Exposition LOCUS AMOENUS
Du 17 janvier au 02 février 2020
▶︎ Vernissage vendredi 17 janvier de 18h à 22h
Commissariat Stéphani Hab
Marcel Dinahet / Guillaume Gouerou / Dimitri Mallet / Aurélien Mauplot / Flora Moscovici
Le locus amoenus est une expression désignant un lieu idyllique, agréable et charmant, d’une grande beauté. Elle est particulièrement utilisée dans la littérature latine classique au Moyen Âge, à la Renaissance, mais déborde et glisse aussi à travers l’époque moderne et contemporaine, notamment chez Baudelaire.
L’exposition rassemble les œuvres de cinq artistes, disparates et similaires, féminins et masculins, se rejoignant ou s’étirant formellement, jouant de la lumière, de contradictions et de déformations.
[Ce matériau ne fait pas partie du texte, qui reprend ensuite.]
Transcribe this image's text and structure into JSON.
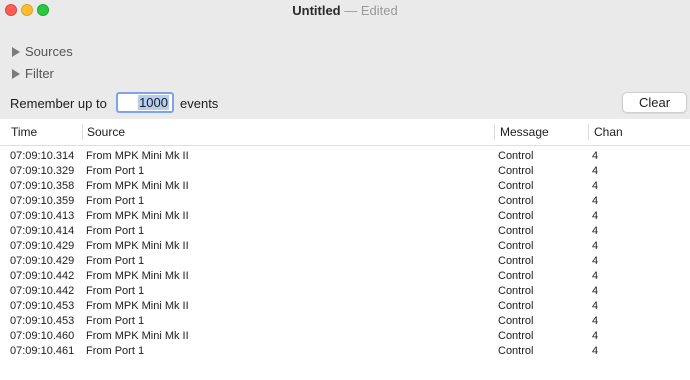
{
  "window": {
    "title": "Untitled",
    "separator": "—",
    "status": "Edited"
  },
  "disclosures": {
    "sources": "Sources",
    "filter": "Filter"
  },
  "memory": {
    "label": "Remember up to",
    "value": "1000",
    "suffix": "events"
  },
  "clear_button": "Clear",
  "table": {
    "columns": [
      "Time",
      "Source",
      "Message",
      "Chan"
    ],
    "rows": [
      {
        "time": "07:09:10.314",
        "source": "From MPK Mini Mk II",
        "message": "Control",
        "chan": "4"
      },
      {
        "time": "07:09:10.329",
        "source": "From Port 1",
        "message": "Control",
        "chan": "4"
      },
      {
        "time": "07:09:10.358",
        "source": "From MPK Mini Mk II",
        "message": "Control",
        "chan": "4"
      },
      {
        "time": "07:09:10.359",
        "source": "From Port 1",
        "message": "Control",
        "chan": "4"
      },
      {
        "time": "07:09:10.413",
        "source": "From MPK Mini Mk II",
        "message": "Control",
        "chan": "4"
      },
      {
        "time": "07:09:10.414",
        "source": "From Port 1",
        "message": "Control",
        "chan": "4"
      },
      {
        "time": "07:09:10.429",
        "source": "From MPK Mini Mk II",
        "message": "Control",
        "chan": "4"
      },
      {
        "time": "07:09:10.429",
        "source": "From Port 1",
        "message": "Control",
        "chan": "4"
      },
      {
        "time": "07:09:10.442",
        "source": "From MPK Mini Mk II",
        "message": "Control",
        "chan": "4"
      },
      {
        "time": "07:09:10.442",
        "source": "From Port 1",
        "message": "Control",
        "chan": "4"
      },
      {
        "time": "07:09:10.453",
        "source": "From MPK Mini Mk II",
        "message": "Control",
        "chan": "4"
      },
      {
        "time": "07:09:10.453",
        "source": "From Port 1",
        "message": "Control",
        "chan": "4"
      },
      {
        "time": "07:09:10.460",
        "source": "From MPK Mini Mk II",
        "message": "Control",
        "chan": "4"
      },
      {
        "time": "07:09:10.461",
        "source": "From Port 1",
        "message": "Control",
        "chan": "4"
      }
    ]
  }
}
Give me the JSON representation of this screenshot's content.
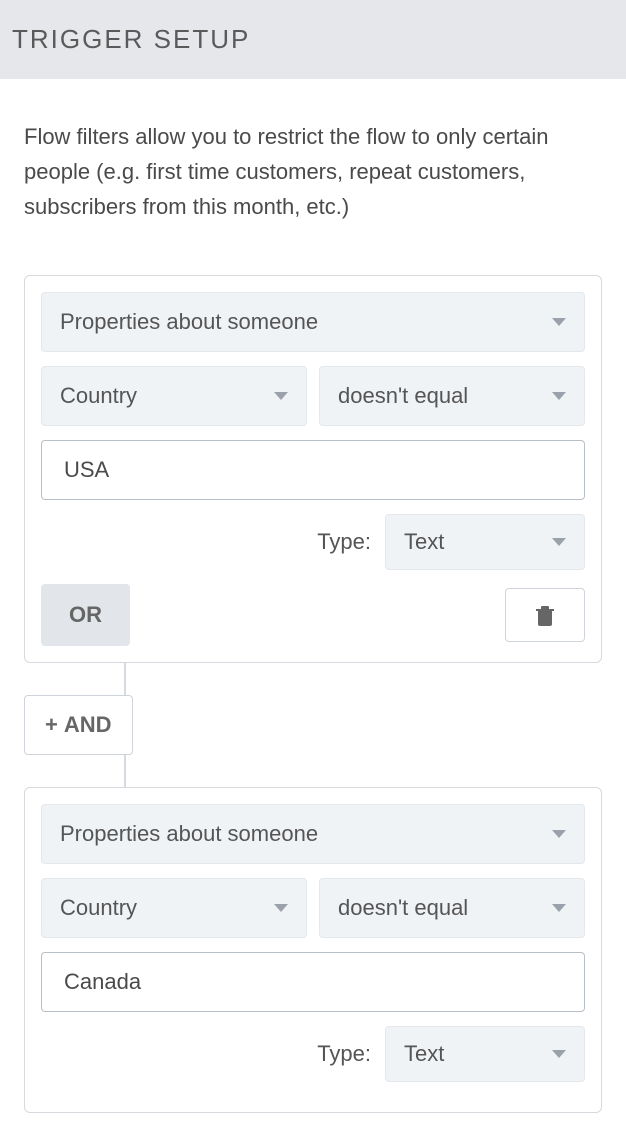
{
  "header": {
    "title": "TRIGGER SETUP"
  },
  "description": "Flow filters allow you to restrict the flow to only certain people (e.g. first time customers, repeat customers, subscribers from this month, etc.)",
  "filters": [
    {
      "category": "Properties about someone",
      "property": "Country",
      "operator": "doesn't equal",
      "value": "USA",
      "type_label": "Type:",
      "type_value": "Text",
      "or_label": "OR"
    },
    {
      "category": "Properties about someone",
      "property": "Country",
      "operator": "doesn't equal",
      "value": "Canada",
      "type_label": "Type:",
      "type_value": "Text"
    }
  ],
  "and_label": "AND"
}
Ainsi, les « Sensitive paintings » de Dimitri Mallet remettent en question notre mode d’observation du monde. En laissant la chaleur modifier sa couleur, l’artiste offre au spectateur la possibilité d’une vision furtive de l’œuvre, authentique et unique, fixée à un temps donné, à une température donnée. Ses « paysages » – abstractions tangibles retranscrivant les tâches lumineuses que nous voyons lorsque nous avons les yeux fermés – absorbent notre regard et plonge notre imaginaire dans l’invisibilité d’un monde que l’artiste tend à mesurer.
Cette conscience de l’infini résonne dans l’œuvre de Guillaume Gouerou. Fasciné par la matière et ce qui s’y passe, l’artiste questionne notre rapport à la physicalité du monde. Un monde d’atomes et de molécules, de fusion et de mélange, mais aussi de plis et de reflets. Ses deux icositétraèdres sont des sculptures jumelles – en cuivre -aux formes similaires, images de l’une et de l’autre dans un miroir. Pourtant, elles diffèrent : l’une reflète au mur les prismes lumineux de sa propre surface alors que la seconde reste brute. Ici, Guillaume Gouerou nous emporte au-delà du visible, nous laissant entrevoir la cosmogonie d’un paysage rêvé dont les formes célestes abritent un champ des possibles fantasmé.
Cette fantasmagorie est aussi présente dans les oeuvres d’Aurélien Mauplot où l’artiste intervient au crayon sur des images issues de livres. L’artiste invente des métamondes, des reconfigurations narratives où des personnages fictifs enrichissent le récit. Ce sont Les impatiences (série des vents), des œuvres retraçant des cartographies proches d’une mise en scène mystique entremêlant fiction et réalité comme magnificence d’un voyage lointain et construction imaginaire d’un monde singulier.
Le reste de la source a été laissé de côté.